Nigel Havers in Conversation
Aquiline juve-lead looks still intact, Nigel Havers charmed the Bury audience as ever in a Theatre Royal fundraiser. In conversation with Libby Purves he recalled his debut as a 13 year old Puck, his two years in Mrs. Dale’s Diary and his days as a researcher for Jimmy Young. Chariots of Fire, one of his best known films, involved five and a half months physical training. Interestingly, he said that the actors’ drinking culture was less prevalent now, with smoothies being preferred. The audience loved the name-dropping – Dench, Caine, Collins. Apparently American actors don’t speak to each other and don’t like to rehearse. He spoke highly of Coronation Street and pantos, even with 14 shows a week. He will be back in panto at the London Palladium this year. Also a stage version of The Moon’s A Balloon, with himself as David Niven. There was a nice moment when Nigel’s former nanny, Irene Pettitt, made herself known from the audience, to great applause.
Diss Film Night
Chris Pursehouse’s death brought a capacity audience to St. Mary’s Hall to see the film he narrated for Diss Museum.

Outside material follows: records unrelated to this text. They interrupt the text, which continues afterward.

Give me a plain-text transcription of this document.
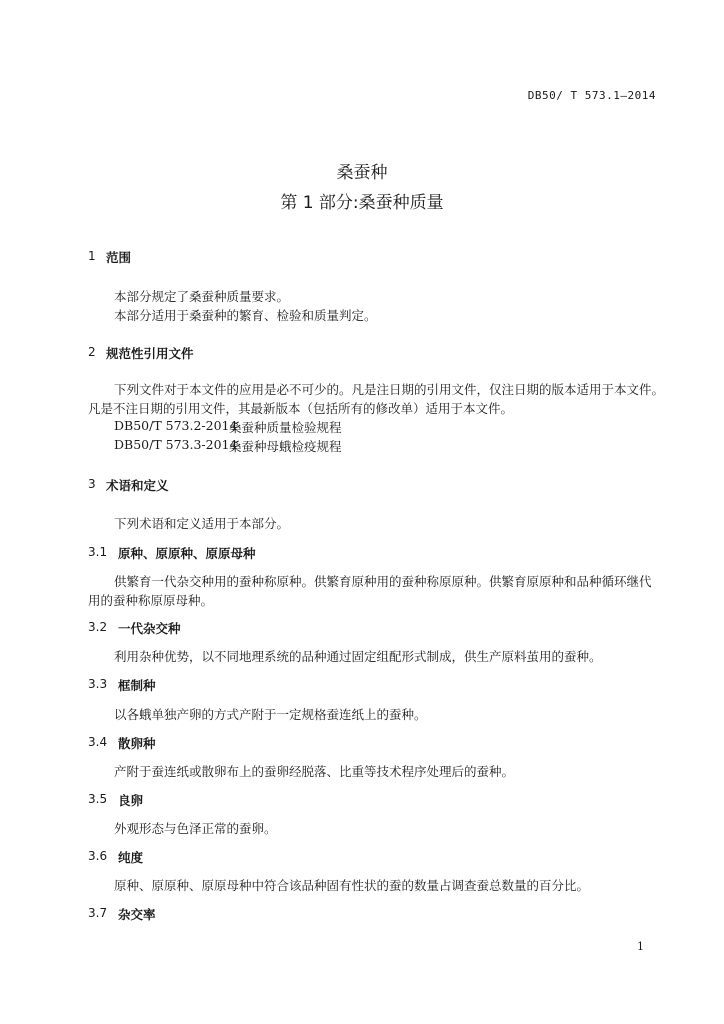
DB50/ T 573.1—2014
桑蚕种
第 1 部分:桑蚕种质量
1 范围
本部分规定了桑蚕种质量要求。
本部分适用于桑蚕种的繁育、检验和质量判定。
2 规范性引用文件
下列文件对于本文件的应用是必不可少的。凡是注日期的引用文件，仅注日期的版本适用于本文件。
凡是不注日期的引用文件，其最新版本（包括所有的修改单）适用于本文件。
DB50/T 573.2-2014
桑蚕种质量检验规程
DB50/T 573.3-2014
桑蚕种母蛾检疫规程
3 术语和定义
下列术语和定义适用于本部分。
3.1 原种、原原种、原原母种
供繁育一代杂交种用的蚕种称原种。供繁育原种用的蚕种称原原种。供繁育原原种和品种循环继代
用的蚕种称原原母种。
3.2 一代杂交种
利用杂种优势，以不同地理系统的品种通过固定组配形式制成，供生产原料茧用的蚕种。
3.3 框制种
以各蛾单独产卵的方式产附于一定规格蚕连纸上的蚕种。
3.4 散卵种
产附于蚕连纸或散卵布上的蚕卵经脱落、比重等技术程序处理后的蚕种。
3.5 良卵
外观形态与色泽正常的蚕卵。
3.6 纯度
原种、原原种、原原母种中符合该品种固有性状的蚕的数量占调查蚕总数量的百分比。
3.7 杂交率
1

For the 2006 Betjeman centenary his 1964 film was re-made using some footage from the original.
As Chris was seen in the first film he was asked to narrate the second.
His Norfolk farmer’s voice proved ideal both for the scripted material and his own recollections.
The audience was fascinated to see both the 1964 town and how it was 10 years ago.
Local people read Betjeman excerpts, including Canon Tony Billett’s heartfelt rendering of Blame the Vicar.
The second film, a drama documentary, was The Staymaker about Thomas Paine. Both films had the benefit of Clive Davies’ camera and editing skills.
Diss, Thetford, Bressingham and Old Buckenham provided locations, with the Diss Friends’ Meeting House used for interiors.
Leslie Dumbell (Benjamin Franklin), Alison Dumbell (the wife of Paine’s staymaking employer), Adrian Bailey (the French king) and Beverlee Boulton-Debbage (a slave) were among the local actors who shone.
The Importance of Being Earnest
Wilde’s title can be viewed in various ways in this subversively delightful play.
Ernest was a popular Victorian name; but went down market, with many Ernies.
So one meaning could be the fading importance of being fashionable.
Whatever, Wilde is taking a rise out of upper class wasters.
Henry Proffit and Andrew Lindfield as Algy and Jack revel in this world where smoking is seen as an occupation.
Unusual doubling is a feature of Michelle Shortland’s direction for DOT Productions.
So Dawn Bush plays both the manservant and Miss Prism, while Non Vaughan-Thomas plays Lady Bracknell and Canon Chasuble.
The gender switching brings characters up to the appropriate level of artifice, when some epigrams have been rather thrown away.
Lady Bracknell is younger than usual, but no less a harridan, if lacking that “terrible as an army with banners” quality.
The splenetic tea party between Gwendolen (Lucy Lawson) and Cecily (pert and arch Sophie Farquhar) works as well as ever.